我们现在急需知道返回的childMainClass指向是哪里,让我们来大概看一看prepareSubmitEnvironment方法,重点关注 childMainClass参数:

/* Prepare the environment for submitting an application. */
private[deploy] def prepareSubmitEnvironment(...):(Seq[String], Seq[String], SparkConf, String) = {
  // Return values 4个返回结果组成的元组
  val childArgs = new ArrayBuffer[String]()
  val childClasspath = new ArrayBuffer[String]()
  val sparkConf = new SparkConf()  //初始化了SparkConf
  var childMainClass = "" //重点关注此变量
  // Set the cluster manager 根据传入的master参数判断运行模式
  val clusterManager: Int = args.master match {
    case "yarn" => YARN
    case "yarn-client" | "yarn-cluster" => YARN
    case m if m.startsWith("spark") => STANDALONE
    case m if m.startsWith("mesos") => MESOS
    case m if m.startsWith("local") => LOCAL
    case _ => ...
  }
  // Set the deploy mode; default is client mode  判断程序部署模式
  var deployMode: Int = args.deployMode match {
    case "client" | null => CLIENT
    case "cluster" => CLUSTER
    case _ => ... 
  }
  val isYarnCluster = clusterManager == YARN && deployMode == CLUSTER
  val isStandAloneCluster = clusterManager == STANDALONE && deployMode == CLUSTER
// 根据传参完善SparkConf属性
  args.sparkProperties.foreach { case (k, v) => sparkConf.set(k, v) }
  val hadoopConf = conf.getOrElse(SparkHadoopUtil.newConfiguration(sparkConf))
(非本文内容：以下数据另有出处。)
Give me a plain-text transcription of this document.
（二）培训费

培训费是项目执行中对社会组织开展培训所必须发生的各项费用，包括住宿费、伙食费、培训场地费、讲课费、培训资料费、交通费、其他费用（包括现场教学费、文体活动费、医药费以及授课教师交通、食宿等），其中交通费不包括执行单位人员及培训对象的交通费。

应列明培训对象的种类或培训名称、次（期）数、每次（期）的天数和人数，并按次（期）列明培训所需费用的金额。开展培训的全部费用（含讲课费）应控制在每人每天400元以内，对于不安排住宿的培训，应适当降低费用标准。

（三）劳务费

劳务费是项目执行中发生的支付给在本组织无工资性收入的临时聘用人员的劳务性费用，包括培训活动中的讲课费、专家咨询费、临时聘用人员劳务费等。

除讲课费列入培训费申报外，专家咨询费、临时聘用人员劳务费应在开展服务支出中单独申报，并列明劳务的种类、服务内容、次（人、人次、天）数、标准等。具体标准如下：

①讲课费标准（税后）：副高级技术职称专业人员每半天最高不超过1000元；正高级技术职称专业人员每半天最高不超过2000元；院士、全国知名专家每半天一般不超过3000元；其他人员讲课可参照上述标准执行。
  // In client mode, download remote files.
  if (deployMode == CLIENT) {...}
  // We will download them to local disk prior to add to YARN's distributed cache.
  // For yarn client mode, since we already download them with above code, so we only need to
  // figure out the local path and replace the remote one.
  if (clusterManager == YARN) {...}
  // Special flag to avoid deprecation warnings at the client
  sys.props("SPARK_SUBMIT") = "true"
  // A list of rules to map each argument to system properties or command-line options in
  // each deploy mode; we iterate through these below
  // 一些配置信息组成的List,包括不同模式下
  val options = List[OptionAssigner](
    // All cluster managers
    OptionAssigner(args.master, ALL_CLUSTER_MGRS, ALL_DEPLOY_MODES, confKey = "spark.master"),
    ...,	  
    // Propagate attributes for dependency resolution at the driver side
    OptionAssigner(args.packagesExclusions, STANDALONE | MESOS, CLUSTER, confKey = "spark.jars.excludes"),
	...,
    // Yarn only
    OptionAssigner(args.queue, YARN, ALL_DEPLOY_MODES, confKey = "spark.yarn.queue"),
    ...,
    // Other options
    OptionAssigner(args.jars, LOCAL, CLIENT, confKey = "spark.jars"),
    OptionAssigner(args.driverMemory, STANDALONE | MESOS | YARN | KUBERNETES, CLUSTER,
      confKey = DRIVER_MEMORY.key),
    OptionAssigner(args.driverCores, STANDALONE | MESOS | YARN | KUBERNETES, CLUSTER,
      confKey = DRIVER_CORES.key),
    // An internal option used only for spark-shell to add user jars to repl's classloader,
    // previously it uses "spark.jars" or "spark.yarn.dist.jars" which now may be pointed to
    // remote jars, so adding a new option to only specify local jars for spark-shell internally.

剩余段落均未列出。